Failure Scenarios in Production Systems
4 ways production systems fail at scale
Some of the nastiest outages aren’t total blackouts like us-east-1, they’re weird, emergent behaviors under load. Here are four you should know cold (plus how to tame them).
-
Thundering herd (when things go down)
- What happens: A service hiccups or dies. All traffic shifts to what’s left. The “survivors” get slammed and often fail too.
How to fix:
- Stagger risky events: slow rolling deploys, offset health checks, add TTL jitter per shard, support multi-leader failover.
- Coalesce work: let one worker rebuild a missing result while others wait for it.
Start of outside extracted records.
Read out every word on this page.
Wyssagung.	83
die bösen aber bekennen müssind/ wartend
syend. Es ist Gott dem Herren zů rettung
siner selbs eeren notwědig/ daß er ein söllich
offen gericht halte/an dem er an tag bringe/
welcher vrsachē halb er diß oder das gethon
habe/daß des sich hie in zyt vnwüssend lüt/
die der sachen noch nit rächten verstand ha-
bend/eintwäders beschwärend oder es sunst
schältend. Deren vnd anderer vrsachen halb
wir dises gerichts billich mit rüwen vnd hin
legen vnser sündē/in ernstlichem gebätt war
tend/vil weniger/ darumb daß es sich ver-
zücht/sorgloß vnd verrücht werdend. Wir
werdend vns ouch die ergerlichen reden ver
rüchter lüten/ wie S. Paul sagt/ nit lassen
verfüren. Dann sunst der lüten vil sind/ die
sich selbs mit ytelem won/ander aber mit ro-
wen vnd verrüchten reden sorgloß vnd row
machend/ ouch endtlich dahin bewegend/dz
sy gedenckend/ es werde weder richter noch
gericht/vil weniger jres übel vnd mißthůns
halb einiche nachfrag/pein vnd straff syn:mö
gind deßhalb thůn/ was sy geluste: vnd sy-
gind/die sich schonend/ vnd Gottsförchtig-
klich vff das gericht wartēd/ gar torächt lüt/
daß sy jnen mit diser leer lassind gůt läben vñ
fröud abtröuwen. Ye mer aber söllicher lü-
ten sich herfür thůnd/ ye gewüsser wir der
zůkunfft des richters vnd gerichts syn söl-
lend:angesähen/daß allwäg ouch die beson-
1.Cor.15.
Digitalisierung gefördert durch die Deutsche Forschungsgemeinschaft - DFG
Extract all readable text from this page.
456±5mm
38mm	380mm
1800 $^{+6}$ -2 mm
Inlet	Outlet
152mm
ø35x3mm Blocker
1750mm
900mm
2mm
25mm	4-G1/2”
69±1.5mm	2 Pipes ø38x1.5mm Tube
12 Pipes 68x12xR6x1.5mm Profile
- Serve stale briefly: return slightly old data (SWR/soft TTL) instead of hammering the source.
-
Brownouts
- What happens: The system is up but slow and flaky. Error rate and p95–p99 latency jump.
How to fix:
- Degrade gracefully: turn off nice-to-have features first.
- Shed load by priority: fail fast on low-value requests.
- Limit concurrency per downstream; apply backpressure instead of growing queues.
-
Flapping
- What happens: A service flips between healthy and unhealthy. Autoscaling and caches never settle.
How to fix:
- Use different “fail” vs “recover” thresholds.
- Back off restarts; use circuit breakers with cooldowns.
- Damp health signals in the load balancer; drain connections gracefully.
-
Retry storms
- What happens: Clients retry at the same time and DDoS your own backend. A tiny blip turns into a wave.
How to fix:
- Cap retries with exponential backoff + full jitter; send your clients “Retry-After” so they know when to call back
- Use per-request budgets: retries must fit within the deadline; trip circuit breakers if not.
- Use idempotency keys and request coalescing to avoid duplicate work.